Droit à l'avortement aux USA : Megan Thee Stallion fait un doigt d'honneur au projet de la Cour Suprême

Megan Thee Stallion s'est fermement opposée à la fin du droit constitutionnel à l'avortement proposé par la Cour Suprême.

Les États-Unis vivent un moment historique : le droit à l'avortement est remis en question par la Cour Suprême. Un changement auquel s'oppose Megan Thee Stallion, qui l'a fait savoir sans détour.

De l'autre côté de l'Atlantique, la tension monte. Le droit à l'avortement, inscrit dans la Constitution américaine, pourrait être effacé de celle-ci, laissant à chaque État le choix de l'appliquer ou non.
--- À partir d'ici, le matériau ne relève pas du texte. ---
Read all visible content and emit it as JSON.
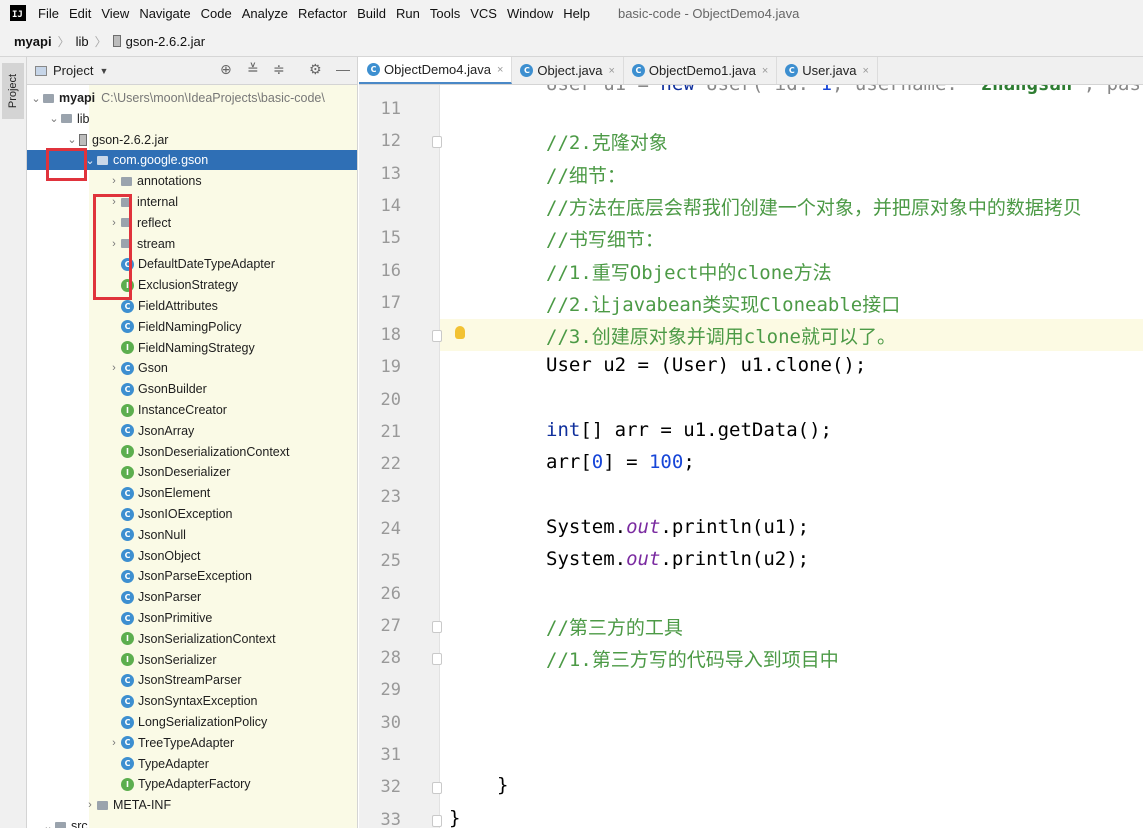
{
  "app": {
    "menu": [
      "File",
      "Edit",
      "View",
      "Navigate",
      "Code",
      "Analyze",
      "Refactor",
      "Build",
      "Run",
      "Tools",
      "VCS",
      "Window",
      "Help"
    ],
    "window_title": "basic-code - ObjectDemo4.java"
  },
  "breadcrumb": [
    "myapi",
    "lib",
    "gson-2.6.2.jar"
  ],
  "sidebar": {
    "strip_label": "Project",
    "header": "Project"
  },
  "tree": {
    "root_name": "myapi",
    "root_path": "C:\\Users\\moon\\IdeaProjects\\basic-code\\",
    "lib": "lib",
    "jar": "gson-2.6.2.jar",
    "package": "com.google.gson",
    "subpackages": [
      "annotations",
      "internal",
      "reflect",
      "stream"
    ],
    "classes": [
      {
        "name": "DefaultDateTypeAdapter",
        "kind": "c",
        "expandable": false
      },
      {
        "name": "ExclusionStrategy",
        "kind": "i",
        "expandable": false
      },
      {
        "name": "FieldAttributes",
        "kind": "c",
        "expandable": false
      },
      {
        "name": "FieldNamingPolicy",
        "kind": "c",
        "expandable": false
      },
      {
        "name": "FieldNamingStrategy",
        "kind": "i",
        "expandable": false
      },
      {
        "name": "Gson",
        "kind": "c",
        "expandable": true
      },
      {
        "name": "GsonBuilder",
        "kind": "c",
        "expandable": false
      },
      {
        "name": "InstanceCreator",
        "kind": "i",
        "expandable": false
      },
      {
        "name": "JsonArray",
        "kind": "c",
        "expandable": false
      },
      {
        "name": "JsonDeserializationContext",
        "kind": "i",
        "expandable": false
      },
      {
        "name": "JsonDeserializer",
        "kind": "i",
        "expandable": false
      },
      {
        "name": "JsonElement",
        "kind": "c",
        "expandable": false
      },
      {
        "name": "JsonIOException",
        "kind": "c",
        "expandable": false
      },
      {
        "name": "JsonNull",
        "kind": "c",
        "expandable": false
      },
      {
        "name": "JsonObject",
        "kind": "c",
        "expandable": false
      },
      {
        "name": "JsonParseException",
        "kind": "c",
        "expandable": false
      },
      {
        "name": "JsonParser",
        "kind": "c",
        "expandable": false
      },
      {
        "name": "JsonPrimitive",
        "kind": "c",
        "expandable": false
      },
      {
        "name": "JsonSerializationContext",
        "kind": "i",
        "expandable": false
      },
      {
        "name": "JsonSerializer",
        "kind": "i",
        "expandable": false
      },
      {
        "name": "JsonStreamParser",
        "kind": "c",
        "expandable": false
      },
      {
        "name": "JsonSyntaxException",
        "kind": "c",
        "expandable": false
      },
      {
        "name": "LongSerializationPolicy",
        "kind": "c",
        "expandable": false
      },
      {
        "name": "TreeTypeAdapter",
        "kind": "c",
        "expandable": true
      },
      {
        "name": "TypeAdapter",
        "kind": "c",
        "expandable": false
      },
      {
        "name": "TypeAdapterFactory",
        "kind": "i",
        "expandable": false
      }
    ],
    "meta_inf": "META-INF",
    "src": "src"
  },
  "tabs": [
    {
      "label": "ObjectDemo4.java",
      "active": true
    },
    {
      "label": "Object.java",
      "active": false
    },
    {
      "label": "ObjectDemo1.java",
      "active": false
    },
    {
      "label": "User.java",
      "active": false
    }
  ],
  "editor": {
    "top_partial": "User u1 = new User( id: 1, username: \"zhangsan\", pas",
    "current_line": 18,
    "line_numbers": [
      "11",
      "12",
      "13",
      "14",
      "15",
      "16",
      "17",
      "18",
      "19",
      "20",
      "21",
      "22",
      "23",
      "24",
      "25",
      "26",
      "27",
      "28",
      "29",
      "30",
      "31",
      "32",
      "33"
    ],
    "lines": [
      {
        "n": "11",
        "text": ""
      },
      {
        "n": "12",
        "text": "//2.克隆对象",
        "comment": true
      },
      {
        "n": "13",
        "text": "//细节：",
        "comment": true
      },
      {
        "n": "14",
        "text": "//方法在底层会帮我们创建一个对象，并把原对象中的数据拷贝",
        "comment": true
      },
      {
        "n": "15",
        "text": "//书写细节：",
        "comment": true
      },
      {
        "n": "16",
        "text": "//1.重写Object中的clone方法",
        "comment": true
      },
      {
        "n": "17",
        "text": "//2.让javabean类实现Cloneable接口",
        "comment": true
      },
      {
        "n": "18",
        "text": "//3.创建原对象并调用clone就可以了。",
        "comment": true
      },
      {
        "n": "19",
        "text": "User u2 = (User) u1.clone();"
      },
      {
        "n": "20",
        "text": ""
      },
      {
        "n": "21",
        "text": "int[] arr = u1.getData();"
      },
      {
        "n": "22",
        "text": "arr[0] = 100;"
      },
      {
        "n": "23",
        "text": ""
      },
      {
        "n": "24",
        "text": "System.out.println(u1);"
      },
      {
        "n": "25",
        "text": "System.out.println(u2);"
      },
      {
        "n": "26",
        "text": ""
      },
      {
        "n": "27",
        "text": "//第三方的工具",
        "comment": true
      },
      {
        "n": "28",
        "text": "//1.第三方写的代码导入到项目中",
        "comment": true
      },
      {
        "n": "29",
        "text": ""
      },
      {
        "n": "30",
        "text": ""
      },
      {
        "n": "31",
        "text": ""
      },
      {
        "n": "32",
        "text": "}"
      },
      {
        "n": "33",
        "text": "}"
      }
    ]
  },
  "colors": {
    "selection": "#2f6fb5",
    "highlight_box": "#e0333c",
    "comment": "#4c9a46",
    "keyword": "#0f2f9c",
    "current_line": "#fcfae3"
  }
}
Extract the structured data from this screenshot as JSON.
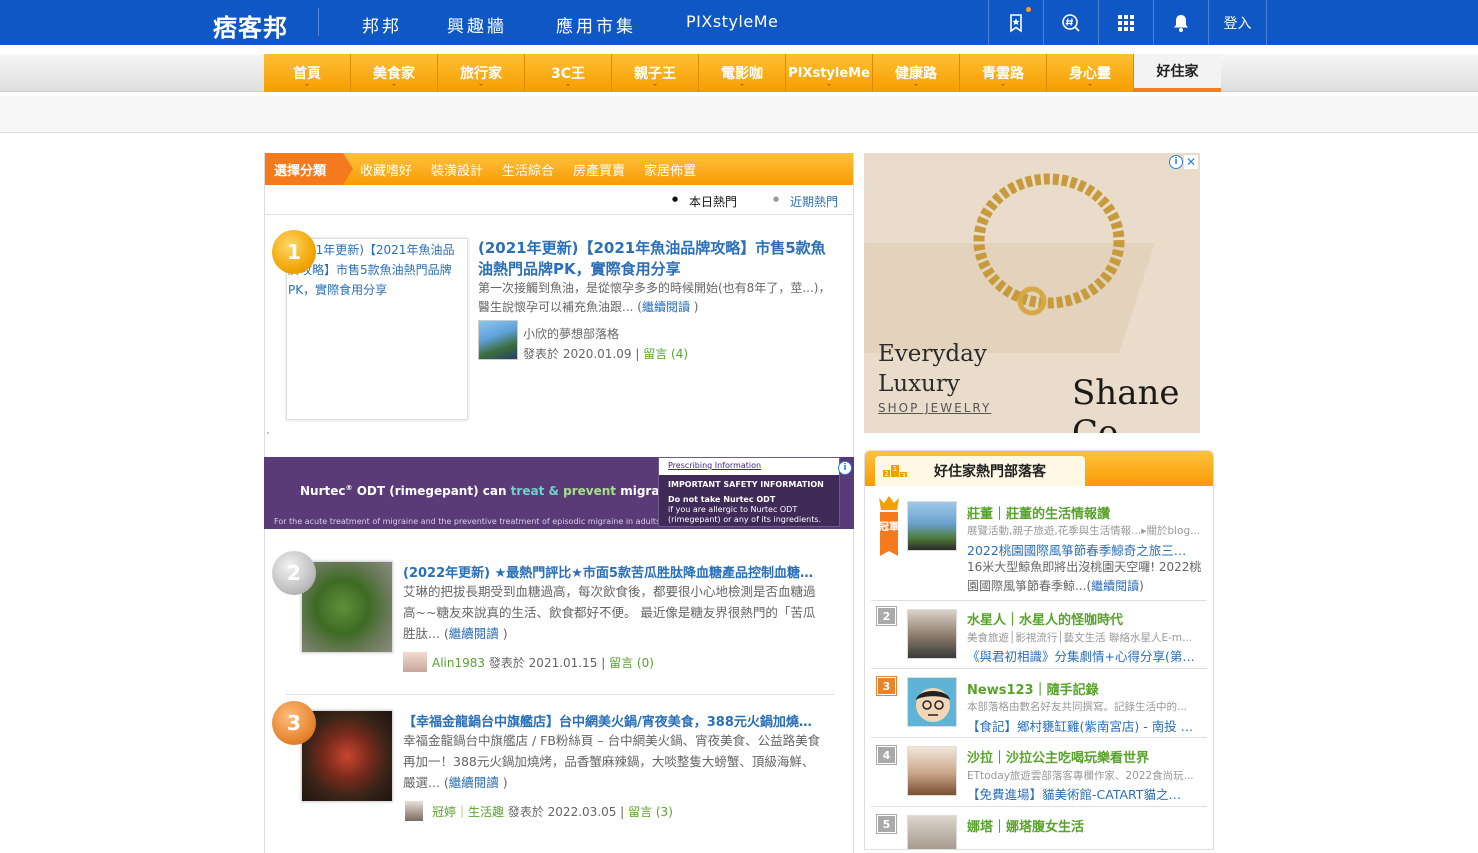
{
  "topbar": {
    "logo": "痞客邦",
    "nav": [
      "邦邦",
      "興趣牆",
      "應用市集",
      "PIXstyleMe"
    ],
    "login": "登入",
    "icons": [
      "bookmark-star-icon",
      "hashtag-search-icon",
      "grid-apps-icon",
      "bell-icon"
    ]
  },
  "channels": [
    "首頁",
    "美食家",
    "旅行家",
    "3C王",
    "親子王",
    "電影咖",
    "PIXstyleMe",
    "健康路",
    "青雲路",
    "身心靈",
    "好住家"
  ],
  "active_channel": "好住家",
  "category": {
    "selector": "選擇分類",
    "items": [
      "收藏嗜好",
      "裝潢設計",
      "生活綜合",
      "房產買賣",
      "家居佈置"
    ]
  },
  "hot_switch": {
    "today": "本日熱門",
    "recent": "近期熱門"
  },
  "articles": [
    {
      "rank": "1",
      "image_alt": "(2021年更新)【2021年魚油品牌攻略】市售5款魚油熱門品牌PK，實際食用分享",
      "title": "(2021年更新)【2021年魚油品牌攻略】市售5款魚油熱門品牌PK，實際食用分享",
      "desc": "第一次接觸到魚油，是從懷孕多多的時候開始(也有8年了，莖...)，醫生說懷孕可以補充魚油跟...",
      "more": "繼續閱讀",
      "blog": "小欣的夢想部落格",
      "posted": "發表於 2020.01.09 |",
      "comments": "留言 (4)"
    },
    {
      "rank": "2",
      "title": "(2022年更新) ★最熱門評比★市面5款苦瓜胜肽降血糖產品控制血糖的…",
      "desc": "艾琳的把拔長期受到血糖過高，每次飲食後，都要很小心地檢測是否血糖過高~~糖友來說真的生活、飲食都好不便。 最近像是糖友界很熱門的「苦瓜胜肽...",
      "more": "繼續閱讀",
      "blog": "Alin1983",
      "posted": "發表於 2021.01.15 |",
      "comments": "留言 (0)"
    },
    {
      "rank": "3",
      "title": "【幸福金龍鍋台中旗艦店】台中網美火鍋/宵夜美食，388元火鍋加燒烤…",
      "desc": "幸福金龍鍋台中旗艦店 / FB粉絲頁 – 台中網美火鍋、宵夜美食、公益路美食再加一！388元火鍋加燒烤，品香蟹麻辣鍋，大啖整隻大螃蟹、頂級海鮮、嚴選...",
      "more": "繼續閱讀",
      "blog": "冠婷｜生活趣",
      "posted": "發表於 2022.03.05 |",
      "comments": "留言 (3)"
    }
  ],
  "tick": "`",
  "ad_nurtec": {
    "brand": "Nurtec",
    "reg": "®",
    "generic": "ODT (rimegepant) can",
    "treat": "treat &",
    "prevent": "prevent",
    "tail": "migraines",
    "footnote": "For the acute treatment of migraine and the preventive treatment of episodic migraine in adults.",
    "pi_link": "Prescribing Information",
    "isi_title": "IMPORTANT SAFETY INFORMATION",
    "isi_bold": "Do not take Nurtec ODT",
    "isi_text": "if you are allergic to Nurtec ODT (rimegepant) or any of its ingredients."
  },
  "ad_shane": {
    "slogan_1": "Everyday",
    "slogan_2": "Luxury",
    "cta": "SHOP JEWELRY",
    "logo": "Shane Co."
  },
  "hot_blogs": {
    "title": "好住家熱門部落客",
    "crown_text": "冠軍",
    "items": [
      {
        "rank": "1",
        "name": "莊董｜莊董的生活情報讚",
        "tags": "展覽活動,親子旅遊,花季與生活情報...▸關於blog...",
        "post": "2022桃園國際風箏節春季鯨奇之旅三…",
        "desc": "16米大型鯨魚即將出沒桃園天空囉! 2022桃園國際風箏節春季鯨...",
        "more": "繼續閱讀"
      },
      {
        "rank": "2",
        "name": "水星人｜水星人的怪咖時代",
        "tags": "美食旅遊│影視流行│藝文生活 聯絡水星人E-m...",
        "post": "《與君初相識》分集劇情+心得分享(第…"
      },
      {
        "rank": "3",
        "name": "News123｜隨手記錄",
        "tags": "本部落格由數名好友共同撰寫。記錄生活中的...",
        "post": "【食記】鄉村甕缸雞(紫南宮店) - 南投 …"
      },
      {
        "rank": "4",
        "name": "沙拉｜沙拉公主吃喝玩樂看世界",
        "tags": "ETtoday旅遊雲部落客專欄作家、2022食尚玩...",
        "post": "【免費進場】貓美術館-CATART貓之…"
      },
      {
        "rank": "5",
        "name": "娜塔｜娜塔腹女生活"
      }
    ]
  },
  "colors": {
    "brand_blue": "#0f57c4",
    "orange": "#f89b06",
    "link": "#2a6fb8",
    "green": "#58a32c"
  }
}
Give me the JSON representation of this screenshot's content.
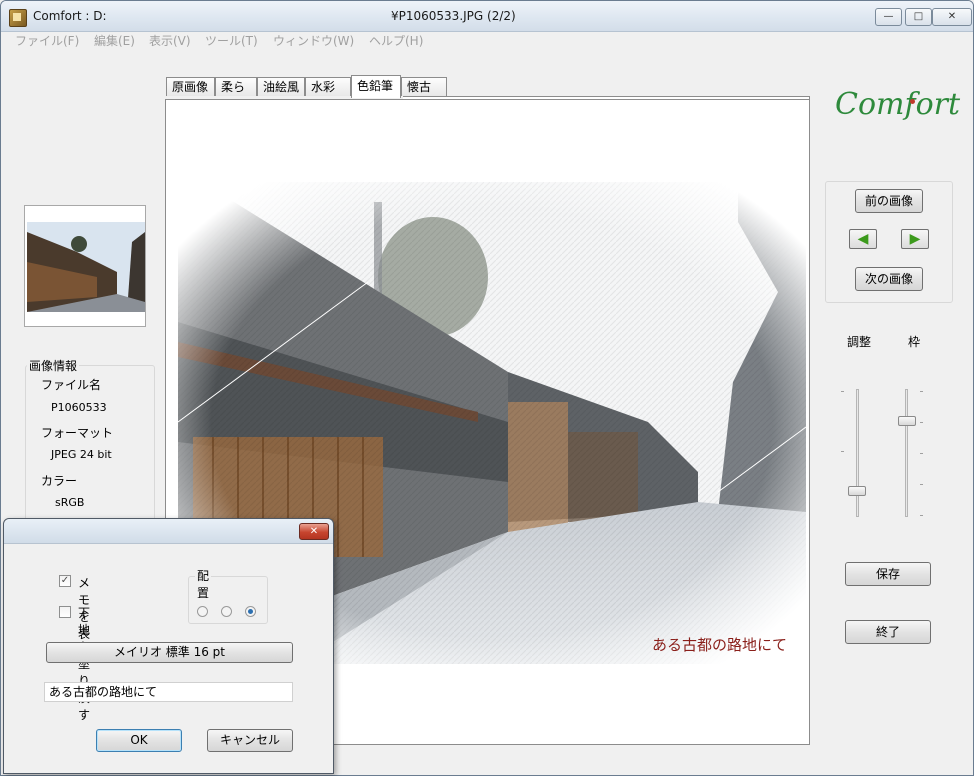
{
  "window": {
    "title_left": "Comfort : D:",
    "title_center": "¥P1060533.JPG (2/2)",
    "minimize_symbol": "—",
    "maximize_symbol": "□",
    "close_symbol": "✕"
  },
  "menu": [
    "ファイル(F)",
    "編集(E)",
    "表示(V)",
    "ツール(T)",
    "ウィンドウ(W)",
    "ヘルプ(H)"
  ],
  "tabs": [
    {
      "label": "原画像",
      "active": false
    },
    {
      "label": "柔らか",
      "active": false
    },
    {
      "label": "油絵風",
      "active": false
    },
    {
      "label": "水彩風",
      "active": false
    },
    {
      "label": "色鉛筆",
      "active": true
    },
    {
      "label": "懐古調",
      "active": false
    }
  ],
  "image": {
    "caption": "ある古都の路地にて"
  },
  "info": {
    "heading": "画像情報",
    "file_label": "ファイル名",
    "file_value": "P1060533",
    "format_label": "フォーマット",
    "format_value": "JPEG  24 bit",
    "color_label": "カラー",
    "color_value": "sRGB"
  },
  "logo": "Comfort",
  "nav": {
    "prev_label": "前の画像",
    "next_label": "次の画像",
    "left_arrow": "◀",
    "right_arrow": "▶"
  },
  "sliders": {
    "adjust_label": "調整",
    "frame_label": "枠",
    "adjust_level": 0.2,
    "frame_level": 0.75
  },
  "actions": {
    "save_label": "保存",
    "exit_label": "終了"
  },
  "dialog": {
    "close_symbol": "✕",
    "show_memo_label": "メモを表示",
    "show_memo_checked": true,
    "fill_bg_label": "下地を塗り潰す",
    "fill_bg_checked": false,
    "placement_label": "配置",
    "placement_selected": 3,
    "font_button_label": "メイリオ  標準   16 pt",
    "memo_text": "ある古都の路地にて",
    "ok_label": "OK",
    "cancel_label": "キャンセル"
  }
}
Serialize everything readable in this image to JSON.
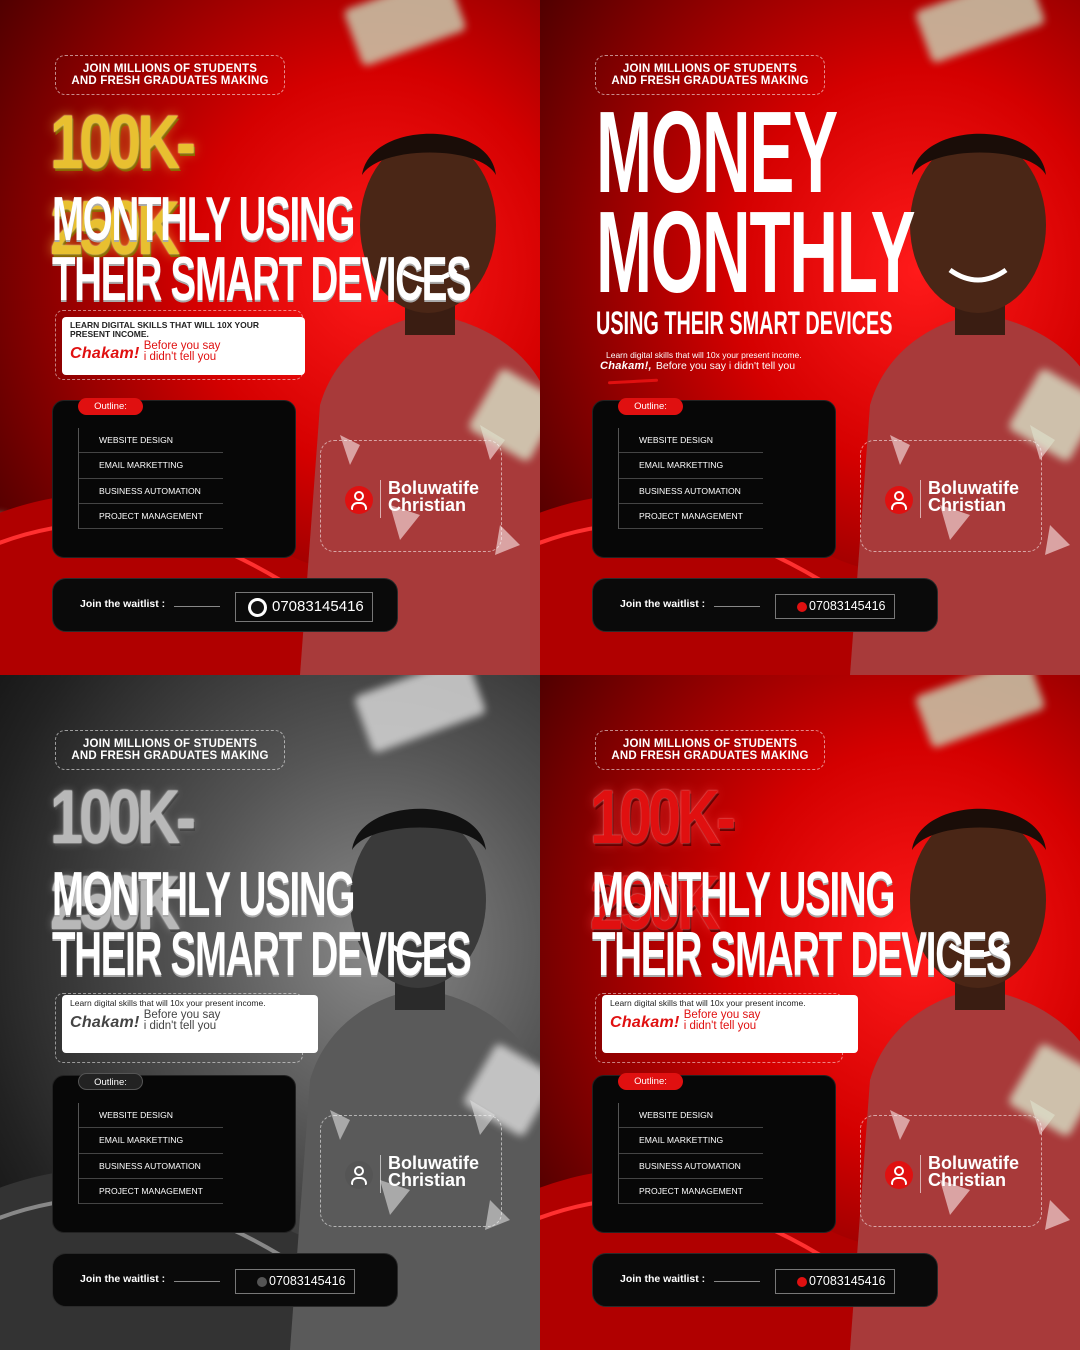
{
  "posters": [
    {
      "variant": "gold",
      "top_line1": "JOIN MILLIONS OF STUDENTS",
      "top_line2": "AND FRESH GRADUATES MAKING",
      "headline_number": "100K-250K",
      "headline_line1": "MONTHLY USING",
      "headline_line2": "THEIR SMART DEVICES",
      "skill_text": "LEARN DIGITAL SKILLS THAT WILL 10X YOUR PRESENT INCOME.",
      "chakam": "Chakam!",
      "before_line1": "Before you say",
      "before_line2": "i didn't tell you",
      "outline_label": "Outline:",
      "outline_items": [
        "WEBSITE DESIGN",
        "EMAIL MARKETTING",
        "BUSINESS AUTOMATION",
        "PROJECT MANAGEMENT"
      ],
      "name_line1": "Boluwatife",
      "name_line2": "Christian",
      "waitlist_label": "Join the waitlist :",
      "phone": "07083145416"
    },
    {
      "variant": "money",
      "top_line1": "JOIN MILLIONS OF STUDENTS",
      "top_line2": "AND FRESH GRADUATES MAKING",
      "headline_line1": "MONEY",
      "headline_line2": "MONTHLY",
      "headline_sub": "USING THEIR SMART DEVICES",
      "skill_text": "Learn  digital skills that will 10x your present income.",
      "chakam": "Chakam!,",
      "before_inline": "Before you say i didn't tell you",
      "outline_label": "Outline:",
      "outline_items": [
        "WEBSITE DESIGN",
        "EMAIL MARKETTING",
        "BUSINESS AUTOMATION",
        "PROJECT MANAGEMENT"
      ],
      "name_line1": "Boluwatife",
      "name_line2": "Christian",
      "waitlist_label": "Join the waitlist :",
      "phone": "07083145416"
    },
    {
      "variant": "silver",
      "top_line1": "JOIN MILLIONS OF STUDENTS",
      "top_line2": "AND FRESH GRADUATES MAKING",
      "headline_number": "100K-250K",
      "headline_line1": "MONTHLY USING",
      "headline_line2": "THEIR SMART DEVICES",
      "skill_text": "Learn  digital skills that will 10x your present income.",
      "chakam": "Chakam!",
      "before_line1": "Before you say",
      "before_line2": "i didn't tell you",
      "outline_label": "Outline:",
      "outline_items": [
        "WEBSITE DESIGN",
        "EMAIL MARKETTING",
        "BUSINESS AUTOMATION",
        "PROJECT MANAGEMENT"
      ],
      "name_line1": "Boluwatife",
      "name_line2": "Christian",
      "waitlist_label": "Join the waitlist :",
      "phone": "07083145416"
    },
    {
      "variant": "red",
      "top_line1": "JOIN MILLIONS OF STUDENTS",
      "top_line2": "AND FRESH GRADUATES MAKING",
      "headline_number": "100K-250K",
      "headline_line1": "MONTHLY USING",
      "headline_line2": "THEIR SMART DEVICES",
      "skill_text": "Learn  digital skills that will 10x your present income.",
      "chakam": "Chakam!",
      "before_line1": "Before you say",
      "before_line2": "i didn't tell you",
      "outline_label": "Outline:",
      "outline_items": [
        "WEBSITE DESIGN",
        "EMAIL MARKETTING",
        "BUSINESS AUTOMATION",
        "PROJECT MANAGEMENT"
      ],
      "name_line1": "Boluwatife",
      "name_line2": "Christian",
      "waitlist_label": "Join the waitlist :",
      "phone": "07083145416"
    }
  ],
  "colors": {
    "accent_red": "#e01010",
    "gold": "#e8c030",
    "dark_card": "#070707"
  }
}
Une remise en cause historique d'un droit fondamental qui ne laisse pas indifférent : nombreuses sont les personnalités comme Billie Eilish ou Miley Cyrus à prendre la parole pour s'opposer à ce changement aussi insidieux que dangereux, qui risquerait de faire basculer les femmes américaines 50 ans en arrière.

"Vous êtes qui pour me dire ce que je dois faire avec mon corps ?"

Parmi les personnalités engagées pour maintenir ce droit dans la Constitution, on découvre notamment Megan Thee Stallion : l'artiste de Savage l'a fait savoir lors d'un concert au festival Austin City Limits vendredi 29 avril. Sur scène, elle a fait un doigt d'honneur en expliquant : *"C'est un gros fuck you à tous les hommes qui essaient de me dire quoi faire de mon corps", avant d'ajouter : "Parce que vous êtes qui pour me dire ce que je dois faire avec mon corps ?".*

Cette prise de position n'est pas vraiment surprenante pour les fans de la rappeuse : celle-ci avait en effet déjà exprimé son opinion sur le sujet. L'interprète de WAP a également partagé son message sur les réseaux sociaux, se désolant du recul des droits des femmes au Texas : *"Vous savez tous que je viens du Texas, et on mérite mieux", avait-elle alors écrit. "Les politiciens veulent arrêter l'accès à l'avortement et contrôler nos corps, nos vies, nos futurs. Je m'y oppose".*

Une voix de plus en soutien aux femmes, dont les droits semblent ne jamais être acquis, et sans-cesse questionnés. Malgré de nombreuses oppositions publiques, la loi risque tout de même de passer, selon les dernières informations recueillies par France Info au mardi 3 mai.